Les images de Michel Bret sont très
riches. Telles de magnifiques kaléidoscopes tridimensionnels, les objets s'y
multiplient, s'entrecroisent à l'infini, toujours de manière cohérente. Plongée
dans un univers de galerie des glaces, la perspective y est totalement déjouée.
Les éléments vivent et se répondent. Dans ce microcosme numérique, grouillent
des êtres supérieurement intelligents. Les éclairages y sont pensés et
travaillés comme de vrais objets, ils peuvent être très complexes et texturés.

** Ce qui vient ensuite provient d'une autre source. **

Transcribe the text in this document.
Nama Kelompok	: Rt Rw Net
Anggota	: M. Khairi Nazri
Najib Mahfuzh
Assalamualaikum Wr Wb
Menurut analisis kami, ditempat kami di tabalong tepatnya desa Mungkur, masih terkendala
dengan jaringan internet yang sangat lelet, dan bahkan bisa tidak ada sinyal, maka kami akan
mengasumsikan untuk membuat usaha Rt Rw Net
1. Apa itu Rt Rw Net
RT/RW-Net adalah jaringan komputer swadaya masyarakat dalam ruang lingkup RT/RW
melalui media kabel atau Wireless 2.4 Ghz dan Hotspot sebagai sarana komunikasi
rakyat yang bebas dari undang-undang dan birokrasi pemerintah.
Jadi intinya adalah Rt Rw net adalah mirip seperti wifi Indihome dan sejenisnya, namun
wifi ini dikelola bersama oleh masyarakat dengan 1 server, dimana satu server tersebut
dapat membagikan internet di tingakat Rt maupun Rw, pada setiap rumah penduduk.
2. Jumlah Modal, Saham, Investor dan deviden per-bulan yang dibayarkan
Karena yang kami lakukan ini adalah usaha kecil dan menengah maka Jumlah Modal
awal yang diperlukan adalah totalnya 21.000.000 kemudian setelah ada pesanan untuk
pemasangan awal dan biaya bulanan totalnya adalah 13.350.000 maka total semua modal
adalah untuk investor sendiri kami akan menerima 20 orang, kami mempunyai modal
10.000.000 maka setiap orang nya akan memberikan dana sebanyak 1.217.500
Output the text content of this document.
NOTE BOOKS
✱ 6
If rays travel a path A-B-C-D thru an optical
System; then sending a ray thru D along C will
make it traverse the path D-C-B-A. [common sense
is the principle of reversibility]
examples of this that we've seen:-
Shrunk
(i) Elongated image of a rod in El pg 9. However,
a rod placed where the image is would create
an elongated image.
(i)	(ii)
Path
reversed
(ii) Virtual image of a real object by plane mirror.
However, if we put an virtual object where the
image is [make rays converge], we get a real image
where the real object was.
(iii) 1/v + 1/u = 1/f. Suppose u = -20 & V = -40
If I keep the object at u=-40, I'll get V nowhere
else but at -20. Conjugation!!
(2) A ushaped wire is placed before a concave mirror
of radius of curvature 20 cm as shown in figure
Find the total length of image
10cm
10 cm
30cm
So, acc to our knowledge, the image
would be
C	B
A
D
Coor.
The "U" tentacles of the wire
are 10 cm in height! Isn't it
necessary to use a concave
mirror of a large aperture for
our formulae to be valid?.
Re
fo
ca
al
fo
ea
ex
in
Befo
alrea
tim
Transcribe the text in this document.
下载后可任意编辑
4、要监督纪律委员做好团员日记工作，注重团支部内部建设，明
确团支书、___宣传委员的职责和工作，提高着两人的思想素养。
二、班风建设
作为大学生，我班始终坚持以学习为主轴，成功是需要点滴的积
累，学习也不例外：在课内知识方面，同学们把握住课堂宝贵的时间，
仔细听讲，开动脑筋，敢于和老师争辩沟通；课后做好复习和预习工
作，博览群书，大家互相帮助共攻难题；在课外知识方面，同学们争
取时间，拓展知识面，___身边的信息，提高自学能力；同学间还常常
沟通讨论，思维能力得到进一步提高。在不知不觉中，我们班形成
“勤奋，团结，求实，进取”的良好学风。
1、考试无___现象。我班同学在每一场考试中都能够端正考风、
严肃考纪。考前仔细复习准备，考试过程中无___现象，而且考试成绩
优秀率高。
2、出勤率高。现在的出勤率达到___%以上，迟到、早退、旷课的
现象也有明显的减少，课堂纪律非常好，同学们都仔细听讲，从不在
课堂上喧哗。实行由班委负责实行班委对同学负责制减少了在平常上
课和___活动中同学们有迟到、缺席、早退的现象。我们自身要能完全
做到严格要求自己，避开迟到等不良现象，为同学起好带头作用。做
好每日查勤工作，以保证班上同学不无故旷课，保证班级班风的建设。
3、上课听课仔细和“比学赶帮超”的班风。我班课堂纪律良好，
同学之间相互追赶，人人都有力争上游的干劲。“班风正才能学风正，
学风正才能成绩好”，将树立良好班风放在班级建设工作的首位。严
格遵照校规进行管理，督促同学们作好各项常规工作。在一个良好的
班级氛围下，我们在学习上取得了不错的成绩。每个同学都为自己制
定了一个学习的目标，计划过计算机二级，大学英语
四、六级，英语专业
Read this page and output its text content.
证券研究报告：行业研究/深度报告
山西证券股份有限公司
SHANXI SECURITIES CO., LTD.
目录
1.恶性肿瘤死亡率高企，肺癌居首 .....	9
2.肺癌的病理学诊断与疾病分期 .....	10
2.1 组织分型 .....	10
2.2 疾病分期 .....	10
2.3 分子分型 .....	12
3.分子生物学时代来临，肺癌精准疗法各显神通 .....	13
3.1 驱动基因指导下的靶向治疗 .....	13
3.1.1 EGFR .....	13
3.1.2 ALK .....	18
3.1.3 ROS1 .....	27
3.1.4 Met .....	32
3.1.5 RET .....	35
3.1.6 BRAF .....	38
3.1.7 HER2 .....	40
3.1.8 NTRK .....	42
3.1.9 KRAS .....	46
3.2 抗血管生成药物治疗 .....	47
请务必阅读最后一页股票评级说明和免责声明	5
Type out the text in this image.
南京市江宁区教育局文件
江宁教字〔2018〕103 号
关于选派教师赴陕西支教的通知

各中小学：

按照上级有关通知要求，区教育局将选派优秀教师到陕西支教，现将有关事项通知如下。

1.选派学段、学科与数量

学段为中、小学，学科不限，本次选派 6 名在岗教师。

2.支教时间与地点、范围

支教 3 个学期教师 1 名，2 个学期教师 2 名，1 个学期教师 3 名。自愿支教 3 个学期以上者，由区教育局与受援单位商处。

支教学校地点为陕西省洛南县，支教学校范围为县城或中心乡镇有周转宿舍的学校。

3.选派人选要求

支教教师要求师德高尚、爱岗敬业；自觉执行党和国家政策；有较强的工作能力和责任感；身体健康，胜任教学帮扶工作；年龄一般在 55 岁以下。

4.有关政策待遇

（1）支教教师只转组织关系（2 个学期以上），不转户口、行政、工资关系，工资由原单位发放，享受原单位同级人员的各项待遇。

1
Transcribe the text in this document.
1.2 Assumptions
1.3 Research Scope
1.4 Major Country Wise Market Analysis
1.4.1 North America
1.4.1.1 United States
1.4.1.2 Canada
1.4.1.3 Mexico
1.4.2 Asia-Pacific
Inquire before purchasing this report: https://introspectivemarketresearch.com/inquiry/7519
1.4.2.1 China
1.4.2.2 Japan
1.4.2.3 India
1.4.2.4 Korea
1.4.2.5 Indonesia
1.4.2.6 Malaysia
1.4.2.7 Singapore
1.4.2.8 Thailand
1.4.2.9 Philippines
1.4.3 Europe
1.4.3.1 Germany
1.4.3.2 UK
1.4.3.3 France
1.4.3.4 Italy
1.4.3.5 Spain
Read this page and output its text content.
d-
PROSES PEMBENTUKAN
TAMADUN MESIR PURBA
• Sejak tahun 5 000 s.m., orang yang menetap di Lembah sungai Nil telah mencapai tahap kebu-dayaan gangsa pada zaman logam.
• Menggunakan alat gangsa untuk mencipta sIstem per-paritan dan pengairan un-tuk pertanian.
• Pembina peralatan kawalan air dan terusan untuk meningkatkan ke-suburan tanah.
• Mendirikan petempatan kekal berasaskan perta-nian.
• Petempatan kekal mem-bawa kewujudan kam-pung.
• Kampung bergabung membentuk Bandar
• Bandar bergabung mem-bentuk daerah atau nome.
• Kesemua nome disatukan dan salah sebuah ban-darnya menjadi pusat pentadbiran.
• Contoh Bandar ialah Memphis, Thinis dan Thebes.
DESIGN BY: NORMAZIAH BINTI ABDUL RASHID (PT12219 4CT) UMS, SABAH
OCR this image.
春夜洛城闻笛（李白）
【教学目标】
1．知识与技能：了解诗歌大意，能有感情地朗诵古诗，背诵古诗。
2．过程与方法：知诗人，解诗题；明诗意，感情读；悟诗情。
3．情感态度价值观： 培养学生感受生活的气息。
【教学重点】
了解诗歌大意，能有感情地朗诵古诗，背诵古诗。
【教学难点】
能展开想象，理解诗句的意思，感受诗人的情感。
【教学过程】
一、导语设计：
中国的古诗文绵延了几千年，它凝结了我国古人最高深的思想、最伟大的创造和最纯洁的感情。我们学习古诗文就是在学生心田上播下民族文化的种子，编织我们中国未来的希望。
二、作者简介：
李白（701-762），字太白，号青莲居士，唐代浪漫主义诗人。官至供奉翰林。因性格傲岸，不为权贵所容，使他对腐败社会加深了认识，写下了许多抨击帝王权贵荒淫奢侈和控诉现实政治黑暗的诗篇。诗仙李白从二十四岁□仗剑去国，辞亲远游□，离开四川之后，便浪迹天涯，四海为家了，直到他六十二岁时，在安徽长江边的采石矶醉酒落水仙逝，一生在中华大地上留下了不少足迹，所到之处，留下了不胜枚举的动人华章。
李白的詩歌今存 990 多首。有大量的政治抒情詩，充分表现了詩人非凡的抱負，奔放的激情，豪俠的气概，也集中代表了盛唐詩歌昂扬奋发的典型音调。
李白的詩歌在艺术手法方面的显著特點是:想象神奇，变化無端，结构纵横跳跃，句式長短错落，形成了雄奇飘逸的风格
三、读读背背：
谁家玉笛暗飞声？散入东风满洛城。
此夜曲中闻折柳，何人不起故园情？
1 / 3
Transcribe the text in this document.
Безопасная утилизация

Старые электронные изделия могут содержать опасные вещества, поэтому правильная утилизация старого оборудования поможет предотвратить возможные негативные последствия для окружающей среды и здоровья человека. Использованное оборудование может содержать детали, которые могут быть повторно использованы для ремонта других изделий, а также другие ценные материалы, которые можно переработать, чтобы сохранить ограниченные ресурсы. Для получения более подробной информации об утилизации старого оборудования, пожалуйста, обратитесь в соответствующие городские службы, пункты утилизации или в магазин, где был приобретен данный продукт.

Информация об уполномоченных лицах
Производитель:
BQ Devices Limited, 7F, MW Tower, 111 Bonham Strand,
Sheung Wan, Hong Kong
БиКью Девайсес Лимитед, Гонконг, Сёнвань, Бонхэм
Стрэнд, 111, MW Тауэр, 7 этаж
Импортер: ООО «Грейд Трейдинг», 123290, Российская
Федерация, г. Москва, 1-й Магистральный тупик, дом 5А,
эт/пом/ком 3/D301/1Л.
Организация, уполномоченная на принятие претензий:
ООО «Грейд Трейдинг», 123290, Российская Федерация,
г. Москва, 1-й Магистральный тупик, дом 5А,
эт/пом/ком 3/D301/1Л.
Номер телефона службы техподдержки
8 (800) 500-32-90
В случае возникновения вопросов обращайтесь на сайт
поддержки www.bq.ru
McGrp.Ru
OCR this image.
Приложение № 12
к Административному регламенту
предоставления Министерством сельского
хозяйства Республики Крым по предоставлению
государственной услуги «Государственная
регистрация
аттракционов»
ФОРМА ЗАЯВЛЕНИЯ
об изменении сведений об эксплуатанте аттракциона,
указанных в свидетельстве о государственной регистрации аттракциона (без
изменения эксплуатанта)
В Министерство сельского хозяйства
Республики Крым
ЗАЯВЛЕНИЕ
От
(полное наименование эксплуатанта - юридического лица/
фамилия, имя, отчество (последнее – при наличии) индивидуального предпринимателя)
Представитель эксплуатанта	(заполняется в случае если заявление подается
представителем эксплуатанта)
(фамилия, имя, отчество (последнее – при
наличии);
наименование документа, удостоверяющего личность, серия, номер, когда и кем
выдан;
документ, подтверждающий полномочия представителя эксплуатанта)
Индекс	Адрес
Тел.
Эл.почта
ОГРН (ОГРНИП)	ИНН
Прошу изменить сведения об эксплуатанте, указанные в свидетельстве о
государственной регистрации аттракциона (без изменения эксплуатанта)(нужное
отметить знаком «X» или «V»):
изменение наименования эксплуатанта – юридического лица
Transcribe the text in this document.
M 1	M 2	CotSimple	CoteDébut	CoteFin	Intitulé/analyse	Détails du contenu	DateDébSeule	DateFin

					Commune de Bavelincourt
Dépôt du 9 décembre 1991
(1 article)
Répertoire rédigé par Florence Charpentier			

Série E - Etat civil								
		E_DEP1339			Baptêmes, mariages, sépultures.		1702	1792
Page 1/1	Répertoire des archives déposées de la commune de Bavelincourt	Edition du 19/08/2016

Michel Bret raconte que "quand il peignait, il commençait toujours par
faire des schémas, des graphiques, puis il faisait un tableau qui n'avait rien
à voir avec, mais qui avait été construit intégralement grâce à ces idées de
départ. Avec les images de synthèse, il se raconte toujours une histoire, pense
à un scénario et crée des images qui sont à des milliers de lieues de ça, mais
il reste une structure et c'est ce qui l'intéresse". En aucun cas, il ne
se laisse prendre au piège d'un story-board trop figé. Au contraire, il
reste très vigilant pour profiter des hasards et des surprises générés par
l'ordinateur.
On trouve enfin en cet auteur quelqu'un qui se joue de l'informatique. Maîtrisant parfaitement ce langage, il l'a digéré, intégré au point de composer des animations qui en usent et en abusent. Bien loin de craindre l'ordinateur (contrairement à beaucoup de ses contemporains), Michel Bret a su en obtenir des résultats passionnants. Pourtant, il n'estime pas faire des images en trois dimensions. Il est certes vrai que ses univers en possèdent bien plus. À partir d'une machine communément utilisée pour simuler la réalité, il parvient à donner vie à des univers très personnels qui acquièrent une indépendance troublante et surprenante. "Le réalisme est à sa création ce que le mot est à la poésie". On découvre alors une utilisation complexe et innovante mais surtout sensible de l'ordinateur qui nous laisse entrevoir l'infinité des possibilités qu'il peut nous offrir.